Dia pun meminta agar pemerintah atau pihak terkait tidak mengalami kejadian pembangunan proyek yang dianggap gagal seperti Science Techno Park pada 2015.
Hanif melihat masih banyak pekerjaan rumah yang harus dibereskan dalam membangun ekosistem digital yang mengintegrasikan riset dan industri teknologi.
Hanif menekankan ekosistem digital memerlukan triple helix collaboration, yakni kolaborasi antara pemerintah, industri dan lembaga pendidikan.
"Sementara yang kita dengar penggerak utamanya adalah swasta murni yang katanya tidak melibatkan anggaran APBN. Apakah ini bisa dilakukan?" kata Hanif.

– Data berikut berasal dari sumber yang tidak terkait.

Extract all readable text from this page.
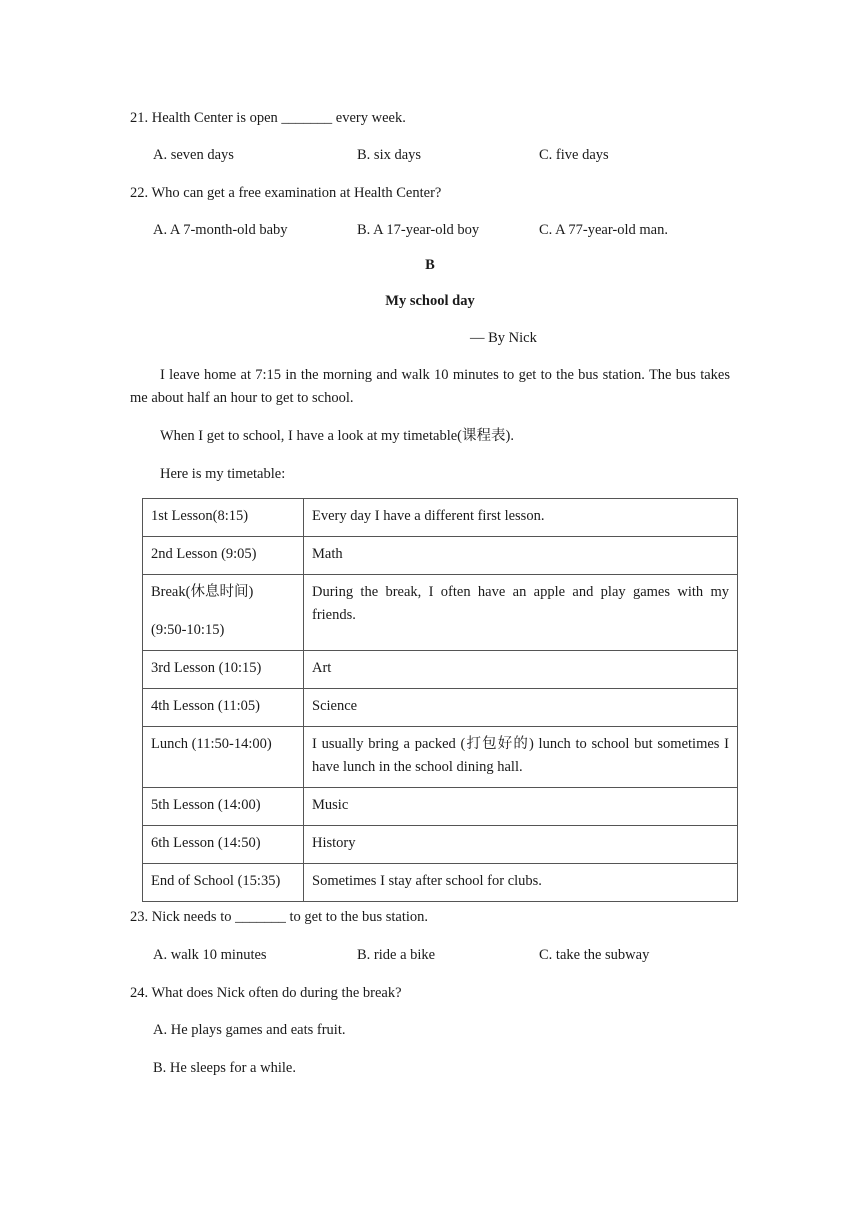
21. Health Center is open _______ every week.
A. seven days	B. six days	C. five days
22. Who can get a free examination at Health Center?
A. A 7-month-old baby	B. A 17-year-old boy	C. A 77-year-old man.
B
My school day
— By Nick
I leave home at 7:15 in the morning and walk 10 minutes to get to the bus station. The bus takes me about half an hour to get to school.
When I get to school, I have a look at my timetable(课程表).
Here is my timetable:
1st Lesson(8:15)	Every day I have a different first lesson.
2nd Lesson (9:05)	Math
Break(休息时间)
(9:50-10:15)	During the break, I often have an apple and play games with my friends.
3rd Lesson (10:15)	Art
4th Lesson (11:05)	Science
Lunch (11:50-14:00)	I usually bring a packed (打包好的) lunch to school but sometimes I have lunch in the school dining hall.
5th Lesson (14:00)	Music
6th Lesson (14:50)	History
End of School (15:35)	Sometimes I stay after school for clubs.
23. Nick needs to _______ to get to the bus station.
A. walk 10 minutes	B. ride a bike	C. take the subway
24. What does Nick often do during the break?
A. He plays games and eats fruit.
B. He sleeps for a while.
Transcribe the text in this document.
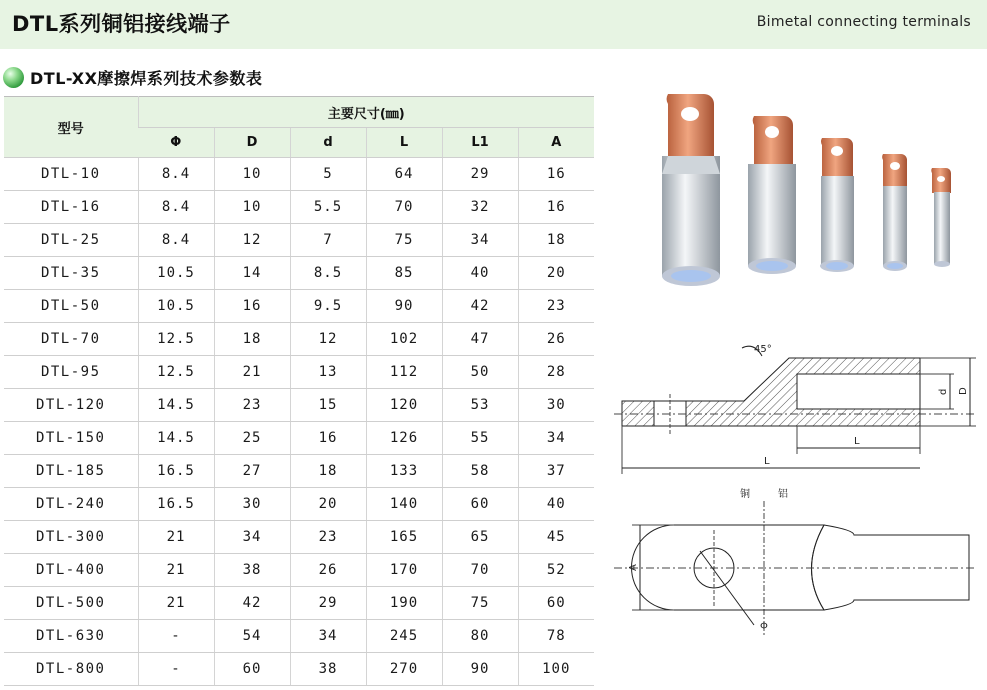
DTL系列铜铝接线端子	Bimetal connecting terminals
DTL-XX摩擦焊系列技术参数表
型号	主要尺寸(㎜)					
	Φ	D	d	L	L1	A
DTL-10	8.4	10	5	64	29	16
DTL-16	8.4	10	5.5	70	32	16
DTL-25	8.4	12	7	75	34	18
DTL-35	10.5	14	8.5	85	40	20
DTL-50	10.5	16	9.5	90	42	23
DTL-70	12.5	18	12	102	47	26
DTL-95	12.5	21	13	112	50	28
DTL-120	14.5	23	15	120	53	30
DTL-150	14.5	25	16	126	55	34
DTL-185	16.5	27	18	133	58	37
DTL-240	16.5	30	20	140	60	40
DTL-300	21	34	23	165	65	45
DTL-400	21	38	26	170	70	52
DTL-500	21	42	29	190	75	60
DTL-630	-	54	34	245	80	78
DTL-800	-	60	38	270	90	100
45°
d D
L
L
铜	铝
Φ
A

Senada, Ekonom Indef Nailul Huda juga mempertanyakan rencana pembangunan Bukit Algoritma tersebut. Dia pesimistis bahwa proyek tersebut akan selesai dibangun karena dianggap rendahnya ekosistem riset dan pengembangan di Indonesia.
Menurut Huda, dari data Unesco 2021, proporsi dana R&D terhadap PDB secara total masih berkisar 0,24 persen, tertinggal dari Singapura yang sudah 2,22 persen.
"Saya masih ragu karena sampai saat ini pun proporsi dana R&D terhadap PDB yang dihasilkan sektor swasta masih di bawah, jauh dari Singapura, Korea. Permasalahan mendasar harus diperbaiki terlebih dahulu karena ini sangat berpotensi sekali bukit algoritma mangkrak," ujar Huda.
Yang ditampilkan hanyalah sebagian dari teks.